Perbuatan tersangka Ahyudin, yakni memperoleh gaji serta fasilitas lainnya bersama dengan pendiri yayasan, pembina, pengawas, dan pengurus dengan duduk dalam direksi dan komisaris di badan hukum yang terafiliasi dengan Yayasan ACT.

“Bahwa hasil usaha dengan badan hukum yang didirkan oleh yayasan, seharusnya juga digunakan untuk tujuan berdirinya yayasan. Akan tetapi dalam hal ini, A menggunakannya untuk kepentingan pribadi. Kemudian menggunakan dana donasi yang terkumpul, termasuk dana Boeing tidak sesuai dengan peruntukannya,” ujar dia.

Sedangkan tersangka Ibnu Khajar (IK), perannya selaku ketua pengurus ACT periode 2019-sekarang. Pada tahun 2020, bersama-sama membuat opini Dewan Syariah Yayasan ACT tentang pemotongan dana operasional sebesar 30% dari dana donasi. Kemudian, menjadi direksi di badan hukum yang terafiliasi dengan Yayasan ACT tahun 2015, secara bersama-sama membuat SKB pembina dan pengawas Yayasan ACT perihal pemotongan dana donasi sebesar 20-30%.

“Saudara IK juga membuat kerja sama dengan para vendor yang mengerjakan proyek CSR/BCIF Boeing terkait dana kemanusiaan Boeing Lion Air JT 610. Kemudian menjadi dewan presidum ACT,” katanya.

Dia memperoleh gaji dan fasilitas lainnya bersama dengan pendiri yayasan, pembina, dan pengurus dengan duduk dalam direksi dan komisaris di badan hukum yang terafilisiasi dengan ACT. Kemudian sebagai presidum yang juga menentukan kebijakan penggunaan dana dari donasi yang dipotong 30%.

Adapun tersangka? Hariyana Hermain, yakni selaku ketua pengawas ACT pada tahun 2019, 2020, dan 2022. Hingga waktu tersebut, dia sebagai anggota pembina, ketua pembina ACT, dan anggota presidum Yayasan ACT pada periode Ibnu Khajar sebagai ketua pengurus.

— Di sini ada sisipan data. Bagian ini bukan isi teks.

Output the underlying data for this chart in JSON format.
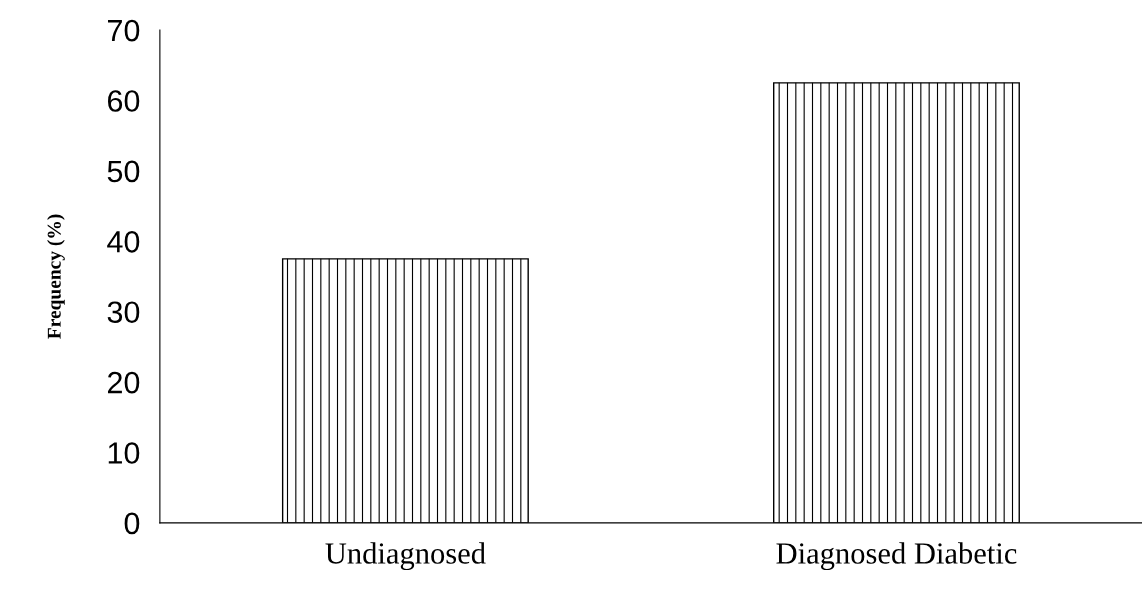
{
  "chart_data": {
    "type": "bar",
    "ylabel": "Frequency (%)",
    "categories": [
      "Undiagnosed",
      "Diagnosed Diabetic"
    ],
    "values": [
      37.5,
      62.5
    ],
    "color": "#000000",
    "ylim": [
      0,
      70
    ],
    "yticks": [
      0,
      10,
      20,
      30,
      40,
      50,
      60,
      70
    ],
    "grid": false,
    "legend": false
  }
}
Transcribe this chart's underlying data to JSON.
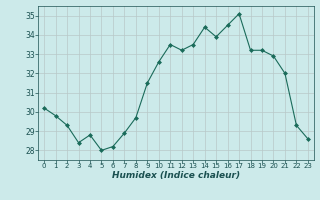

Menurut Ramadhan, selain sebagai pembina, senior vice president Yaysan ACT yang memiliki tanggung jawab sebagai HRD, general afair, juga sebagai keuangan, dia menangani semua pembukuan keuangan Yayasan ACT. Pembukuan menjadi otoritas tersangka Hariyana.

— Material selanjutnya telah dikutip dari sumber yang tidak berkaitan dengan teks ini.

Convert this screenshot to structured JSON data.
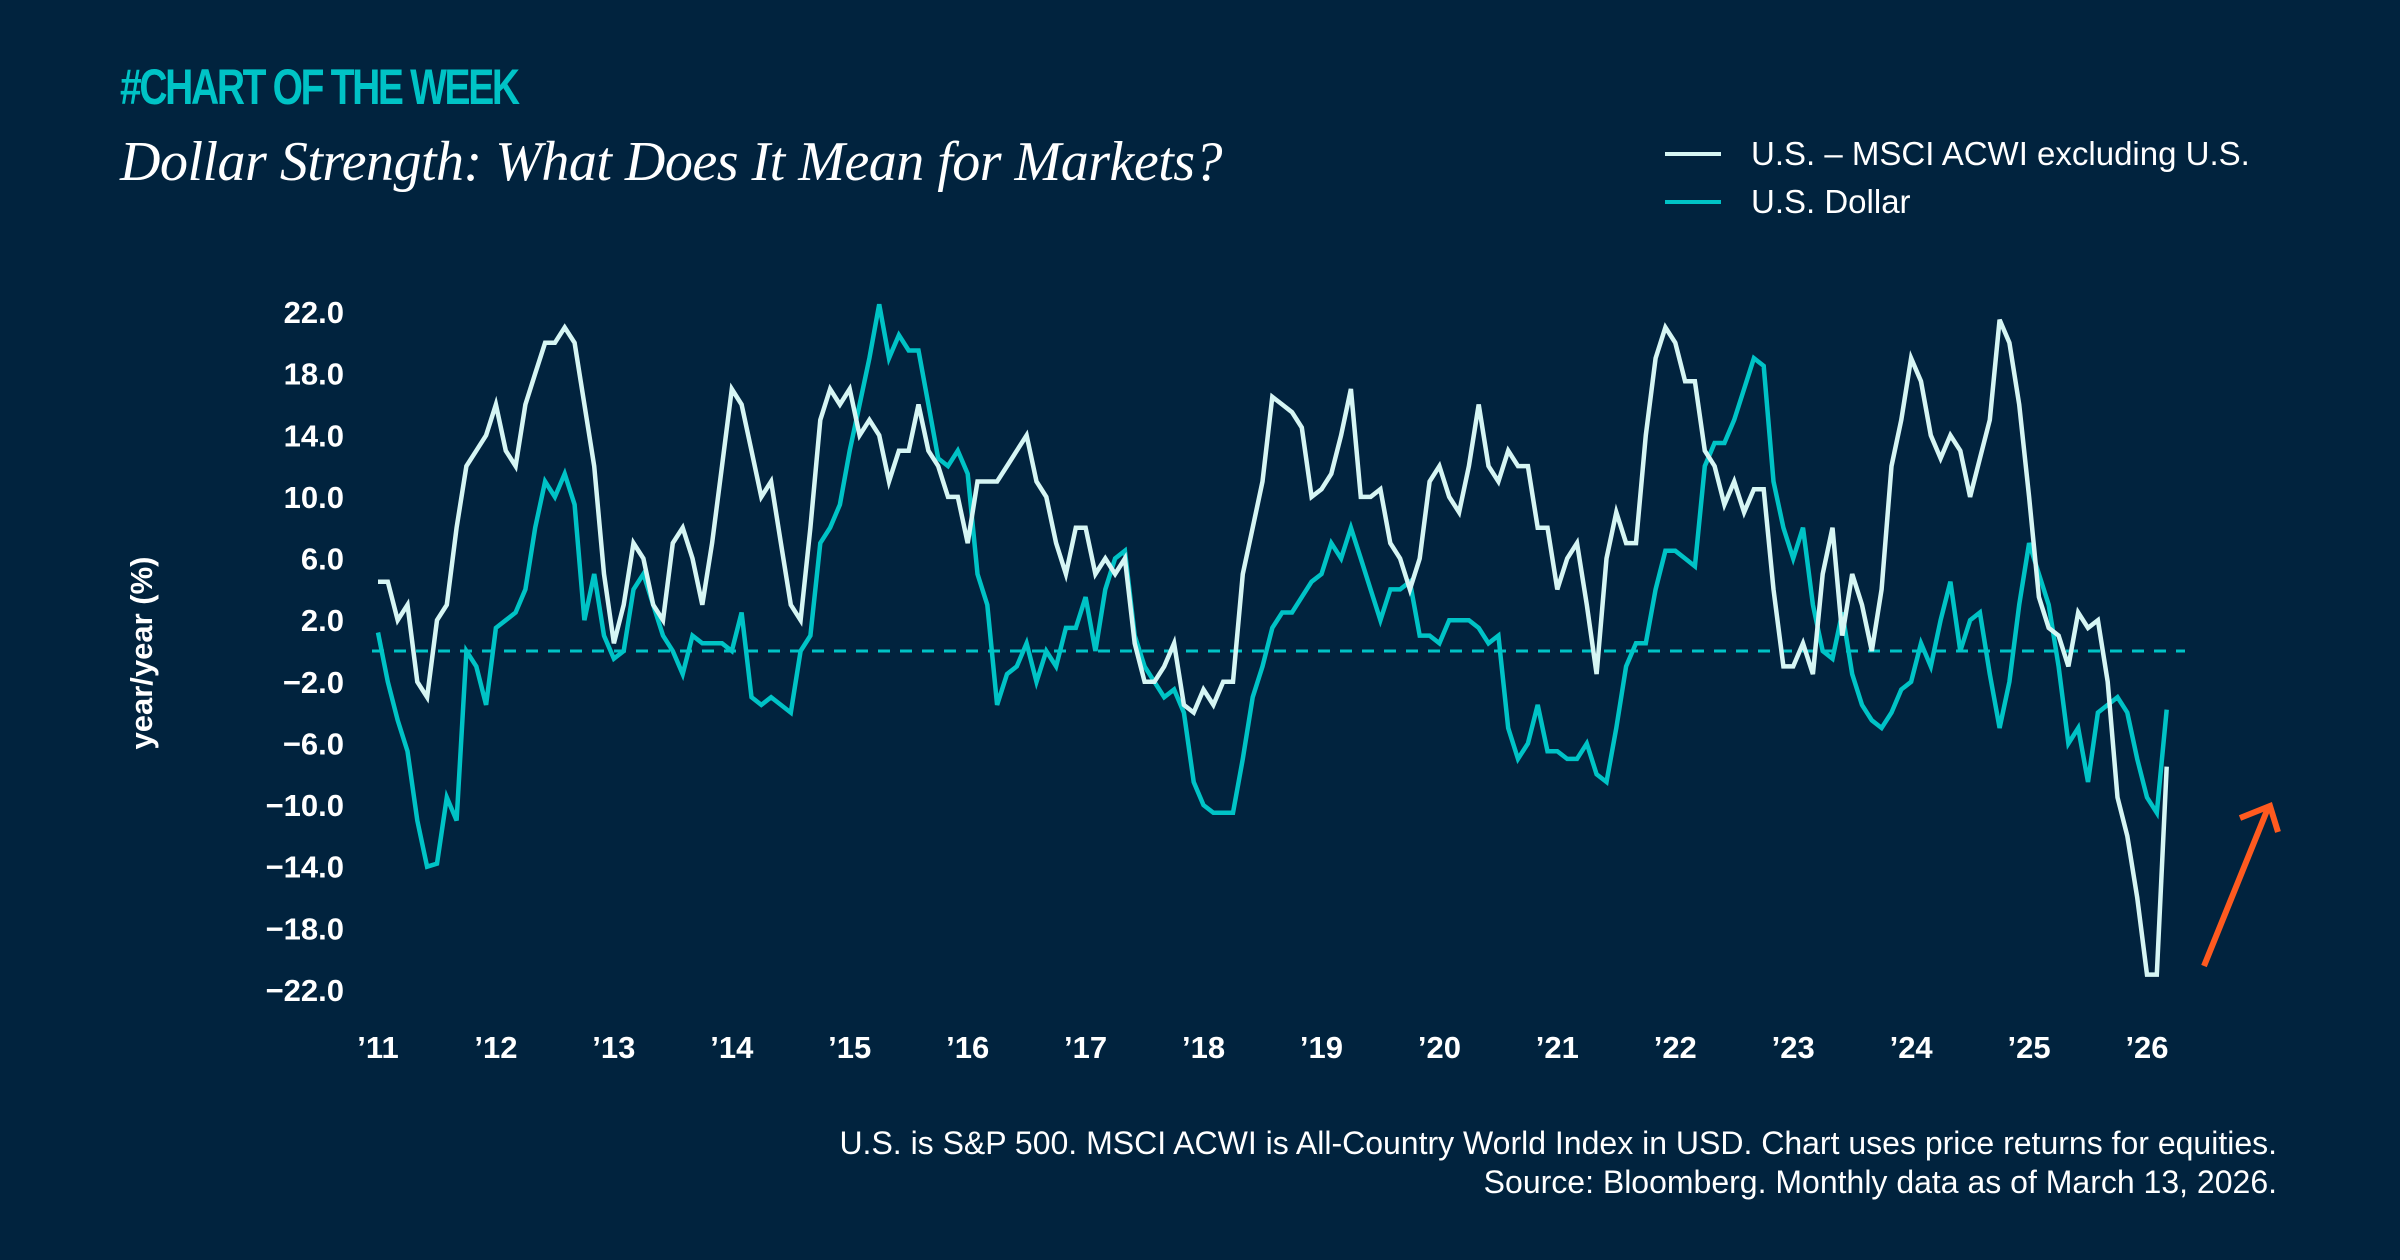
{
  "header": {
    "kicker": "#CHART OF THE WEEK",
    "title": "Dollar Strength: What Does It Mean for Markets?"
  },
  "legend": [
    {
      "label": "U.S. – MSCI ACWI excluding U.S.",
      "color": "#d6f6f4"
    },
    {
      "label": "U.S. Dollar",
      "color": "#00c3c6"
    }
  ],
  "footnote": {
    "line1": "U.S. is S&P 500. MSCI ACWI is All-Country World Index in USD. Chart uses price returns for equities.",
    "line2": "Source: Bloomberg. Monthly data as of March 13, 2026."
  },
  "colors": {
    "background": "#01233e",
    "accent": "#00c3c6",
    "arrow": "#ff5a1f"
  },
  "chart_data": {
    "type": "line",
    "ylabel": "year/year (%)",
    "ylim": [
      -22,
      22
    ],
    "yticks": [
      "22.0",
      "18.0",
      "14.0",
      "10.0",
      "6.0",
      "2.0",
      "−2.0",
      "−6.0",
      "−10.0",
      "−14.0",
      "−18.0",
      "−22.0"
    ],
    "ytick_values": [
      22,
      18,
      14,
      10,
      6,
      2,
      -2,
      -6,
      -10,
      -14,
      -18,
      -22
    ],
    "xticks": [
      "’11",
      "’12",
      "’13",
      "’14",
      "’15",
      "’16",
      "’17",
      "’18",
      "’19",
      "’20",
      "’21",
      "’22",
      "’23",
      "’24",
      "’25",
      "’26"
    ],
    "x_start": "2011-01",
    "frequency": "monthly",
    "reference_line": {
      "y": 0,
      "style": "dashed"
    },
    "annotation": "upward arrow",
    "grid": false,
    "legend_position": "top-right",
    "series": [
      {
        "name": "U.S. – MSCI ACWI excluding U.S.",
        "values": [
          4.5,
          4.5,
          2,
          3,
          -2,
          -3,
          2,
          3,
          8,
          12,
          13,
          14,
          16,
          13,
          12,
          16,
          18,
          20,
          20,
          21,
          20,
          16,
          12,
          5,
          0.5,
          3,
          7,
          6,
          3,
          2,
          7,
          8,
          6,
          3,
          7,
          12,
          17,
          16,
          13,
          10,
          11,
          7,
          3,
          2,
          8,
          15,
          17,
          16,
          17,
          14,
          15,
          14,
          11,
          13,
          13,
          16,
          13,
          12,
          10,
          10,
          7,
          11,
          11,
          11,
          12,
          13,
          14,
          11,
          10,
          7,
          5,
          8,
          8,
          5,
          6,
          5,
          6,
          0.5,
          -2,
          -2,
          -1,
          0.5,
          -3.5,
          -4,
          -2.5,
          -3.5,
          -2,
          -2,
          5,
          8,
          11,
          16.5,
          16,
          15.5,
          14.5,
          10,
          10.5,
          11.5,
          14,
          17,
          10,
          10,
          10.5,
          7,
          6,
          4,
          6,
          11,
          12,
          10,
          9,
          12,
          16,
          12,
          11,
          13,
          12,
          12,
          8,
          8,
          4,
          6,
          7,
          3,
          -1.5,
          6,
          9,
          7,
          7,
          14,
          19,
          21,
          20,
          17.5,
          17.5,
          13,
          12,
          9.5,
          11,
          9,
          10.5,
          10.5,
          4,
          -1,
          -1,
          0.5,
          -1.5,
          5,
          8,
          1,
          5,
          3,
          0,
          4,
          12,
          15,
          19,
          17.5,
          14,
          12.5,
          14,
          13,
          10,
          12.5,
          15,
          21.5,
          20,
          16,
          10,
          3.5,
          1.5,
          1,
          -1,
          2.5,
          1.5,
          2,
          -2,
          -9.5,
          -12,
          -16,
          -21,
          -21,
          -7.5
        ]
      },
      {
        "name": "U.S. Dollar",
        "values": [
          1.2,
          -2,
          -4.5,
          -6.5,
          -11,
          -14,
          -13.8,
          -9.5,
          -11,
          0,
          -1,
          -3.5,
          1.5,
          2,
          2.5,
          4,
          8,
          11,
          10,
          11.5,
          9.5,
          2,
          5,
          1,
          -0.5,
          0,
          4,
          5,
          3,
          1,
          0,
          -1.5,
          1,
          0.5,
          0.5,
          0.5,
          0,
          2.5,
          -3,
          -3.5,
          -3,
          -3.5,
          -4,
          0,
          1,
          7,
          8,
          9.5,
          13,
          16,
          19,
          22.5,
          19,
          20.5,
          19.5,
          19.5,
          16,
          12.5,
          12,
          13,
          11.5,
          5,
          3,
          -3.5,
          -1.5,
          -1,
          0.5,
          -2,
          0,
          -1,
          1.5,
          1.5,
          3.5,
          0,
          4,
          6,
          6.5,
          1,
          -1,
          -2,
          -3,
          -2.5,
          -4,
          -8.5,
          -10,
          -10.5,
          -10.5,
          -10.5,
          -7,
          -3,
          -1,
          1.5,
          2.5,
          2.5,
          3.5,
          4.5,
          5,
          7,
          6,
          8,
          6,
          4,
          2,
          4,
          4,
          4.5,
          1,
          1,
          0.5,
          2,
          2,
          2,
          1.5,
          0.5,
          1,
          -5,
          -7,
          -6,
          -3.5,
          -6.5,
          -6.5,
          -7,
          -7,
          -6,
          -8,
          -8.5,
          -5,
          -1,
          0.5,
          0.5,
          4,
          6.5,
          6.5,
          6,
          5.5,
          12,
          13.5,
          13.5,
          15,
          17,
          19,
          18.5,
          11,
          8,
          6,
          8,
          3,
          0,
          -0.5,
          2.5,
          -1.5,
          -3.5,
          -4.5,
          -5,
          -4,
          -2.5,
          -2,
          0.5,
          -1,
          2,
          4.5,
          0,
          2,
          2.5,
          -1.5,
          -5,
          -2,
          3,
          7,
          5,
          3,
          -1,
          -6,
          -5,
          -8.5,
          -4,
          -3.5,
          -3,
          -4,
          -7,
          -9.5,
          -10.5,
          -3.8
        ]
      }
    ]
  }
}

“Pada saat A sebagai ketua pembina, HH sebagai anggota pembina bersama NIA yang menentukan penggunaan pemotongan dana donasi sebesar 20-30%. Sedangkan sesuai dengan ketentuan, pengurus, pembina, dan pengawas tidak boleh menerima gaji, tidak boleh menerima upah maupun honorarium,” katanya.

Ramadhan melanjutkan, pada periode IK selaku ketua pengurus periode 2019 sampai sekarang, dia menjadi anggota presidum yang menentukan pemakaian dana Yayasan ACT.

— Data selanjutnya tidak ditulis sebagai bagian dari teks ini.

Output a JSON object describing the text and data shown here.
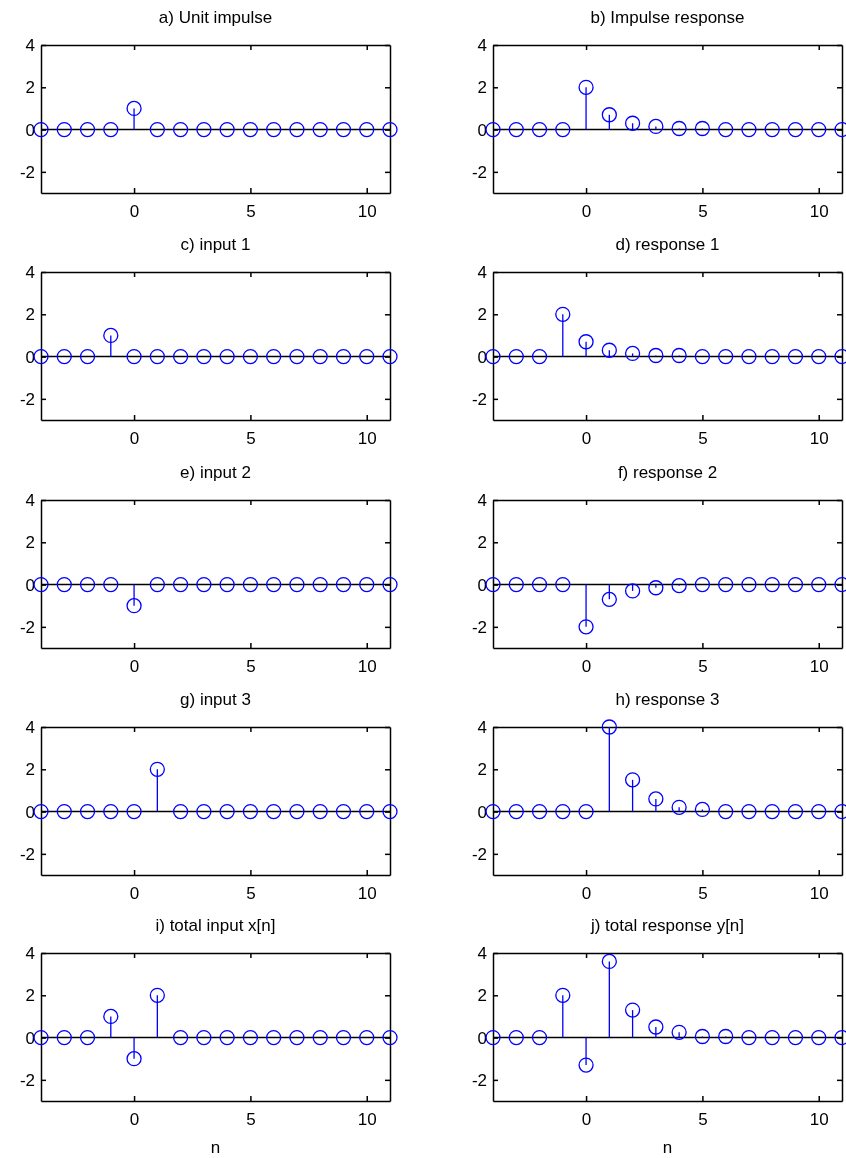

Sedangkan tersangka N Imam Akbari, dia selaku anggota pembina pada periode Ahyadi sebagai ketua Yayasan ACT. Imam menyusun program dan menjalankannya. Dia juga merupakan bagian dari Dewan Komite Yayasan ACT yang turut andil menyusun kebijakan Yayasan ACT.

“Saat A sebagai ketua pembina, tersangka IK sebagai anggota bersama HH juga ikut menentukan pemotongan dana 20-30%. Pada periode IK sebagai ketua pengurus 2019-2021, saudara NIA menjadi anggota presidium yang mentukan pemakaian dana yayasan tersebut,” katanya.

Dalam kasus ini, Polri menyangka keempat orang di atas melakukan tindak pidana penggelapan dan atau penggelapan dalam jabatan dan atau tindak pidana informasi dan transaksi elektronik dan atau tindak pidana yayasan dan atau Tindak Pidana Pemberatasan Pencucian Uang (TPPU).

Perbuatan tersebut melanggar:
1. Pasal 372 KUHP
2. Pasal 374 KUHP
3. Pasal 45 a Ayat (1) juncto Pasal 28 Ayat (1) UU 19 Tahun 2016 tentang Perubahan UU 11 Tahun 2008 tentang ITE
4. Pasal 70 Ayat (1) dan 2 juncto Pasal 5 UU 16 Tahun 2021 sebagiaman telah diubah UU 28 Tahun 2004 tentang perubahan atas UU 16 Tahun 2021 tentang Yayasan
5. Pasal 3, 4, dan 6 UU Nomor 8 Tahun 2010 tentang Pencegahan dan Pemberantasan Tindak Pidana Pencucian Uang
6. Pasal 55 KUHP juncto Pasal 56 KUHP.